Common rail diesels are different, they seem to be hard on fuel injectors and pumps-in the few years I have had them engine noise gets louder much faster then older designs. Not from a lack of maintenance or fuel quality issues, they just plain make more noise much quicker. When failures occur they are much more expensive to repair, and parts are not easily found for certain things (like injectors, Bosch does not sell any parts to the market, only full injectors).
Will they be worse then a 1.8T or 1.4T or ??? as all modern engines get complicated and have more and more features to meet emissions? Not sure, just parts will be more scarce for the tdi being one model year only.

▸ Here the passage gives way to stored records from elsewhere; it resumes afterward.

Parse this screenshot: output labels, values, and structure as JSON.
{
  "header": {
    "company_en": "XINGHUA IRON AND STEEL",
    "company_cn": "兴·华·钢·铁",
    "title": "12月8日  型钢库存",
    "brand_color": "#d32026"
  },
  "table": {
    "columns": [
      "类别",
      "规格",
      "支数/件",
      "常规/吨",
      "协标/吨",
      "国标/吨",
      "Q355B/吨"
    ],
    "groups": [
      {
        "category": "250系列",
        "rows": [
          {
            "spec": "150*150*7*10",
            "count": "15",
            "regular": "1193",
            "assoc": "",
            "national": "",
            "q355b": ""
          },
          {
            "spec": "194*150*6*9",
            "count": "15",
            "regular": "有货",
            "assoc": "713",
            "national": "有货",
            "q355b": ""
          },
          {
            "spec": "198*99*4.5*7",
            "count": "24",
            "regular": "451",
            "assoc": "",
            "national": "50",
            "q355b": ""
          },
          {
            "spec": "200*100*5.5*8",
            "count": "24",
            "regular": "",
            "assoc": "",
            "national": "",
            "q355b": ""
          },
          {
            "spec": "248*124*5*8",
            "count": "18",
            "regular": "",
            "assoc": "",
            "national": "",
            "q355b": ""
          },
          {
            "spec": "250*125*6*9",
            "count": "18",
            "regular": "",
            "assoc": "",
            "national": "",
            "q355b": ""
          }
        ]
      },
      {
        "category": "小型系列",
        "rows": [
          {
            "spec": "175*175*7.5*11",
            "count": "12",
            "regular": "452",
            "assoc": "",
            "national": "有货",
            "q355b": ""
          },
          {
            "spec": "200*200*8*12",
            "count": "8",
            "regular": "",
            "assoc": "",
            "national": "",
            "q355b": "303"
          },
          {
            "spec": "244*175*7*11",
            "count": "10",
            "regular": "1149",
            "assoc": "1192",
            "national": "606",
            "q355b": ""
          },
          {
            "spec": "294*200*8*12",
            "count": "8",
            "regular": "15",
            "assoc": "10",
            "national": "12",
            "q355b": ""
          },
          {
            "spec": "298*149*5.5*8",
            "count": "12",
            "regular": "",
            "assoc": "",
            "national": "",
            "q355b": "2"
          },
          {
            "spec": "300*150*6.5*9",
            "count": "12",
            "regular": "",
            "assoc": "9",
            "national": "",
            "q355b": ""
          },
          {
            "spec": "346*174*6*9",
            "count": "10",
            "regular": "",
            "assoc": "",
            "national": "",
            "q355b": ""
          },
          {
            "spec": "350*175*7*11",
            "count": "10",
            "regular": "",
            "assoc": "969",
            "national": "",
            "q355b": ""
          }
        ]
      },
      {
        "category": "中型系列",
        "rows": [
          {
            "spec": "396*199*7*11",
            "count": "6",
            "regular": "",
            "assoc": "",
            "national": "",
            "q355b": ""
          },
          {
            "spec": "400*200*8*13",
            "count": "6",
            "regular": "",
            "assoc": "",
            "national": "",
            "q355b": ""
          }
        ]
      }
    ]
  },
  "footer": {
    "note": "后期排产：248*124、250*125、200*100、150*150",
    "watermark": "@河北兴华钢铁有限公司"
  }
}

I just drove a 1.8T 2018 Golf loaner, it was boring and automatic, used twice the fuel of the tdi on the same trip in and out of town driven in the same manner. It was not easy on gas in the city. It was nowhere near as interesting to drive as a dsg tdi, no engine braking when lifting off the throttle for one.
Personally if you have the time to deal with an older car stay in the ALH tdi and spend the coin to equip it right and live happy, a nice diesel fired coolant heater to keep warm, good tune and turbo set up, get it thoroughly refreshed and be happy-cost less then half of a mk7.
 

ZippyNH

Veteran Member
Joined
Apr 22, 2015
Location
Southern NH
TDI
2015 JETTA TDI SE
Question...
If you buy a used 2015, you will be getting the reminder of the 11 year 160,000+ mile warrenty on the engine, emissions, fuel injection, dpf, etc...
You will render it zero by doing a emissions delete....so much if the value you are paying for, you are effectively giving up...
Sure, you can wait till you run the miles up....so you don't give anything up.
Just something to think about.
 

Mike_04GolfTDI

Top Post Dawg
Joined
Nov 19, 2003
Location
Richmond, BC, Canada
TDI
Mine: 2019 Golf R DSG, Wife's: 2015 Golf Comfortline TDI
I agree with the comments that they have cheapened them up.

In 2004 I paid more for my Mk4 TDI than the 2015 TDI was with even more options.

And I was paying 2004 dollars vs 2015 dollars. Taking inflation into account, it’s like the Mk4 would have been a $34,000 car today. (I looked that up with a Bank of Canada inflation calculator).

They had to cut corners somewhere. I hope it wasn’t anything important!

Everything has gone up in price, including materials, labor, energy, etc. How can they make a car with way more options, way more complexity to meet emissions, a DSG transmission, a fancy multi-media system, and it cost less than my Mk4 with manual transmission was almost 14 years ago?
 

pro51492

Veteran Member
Joined
Dec 29, 2014
Location
Hustisford, WI
TDI
2012 Sportwagen TDI 6sp
Well that pretty much sums it up. I will have to locate a MK6 SportWagen manual,which will probably be nearly impossible.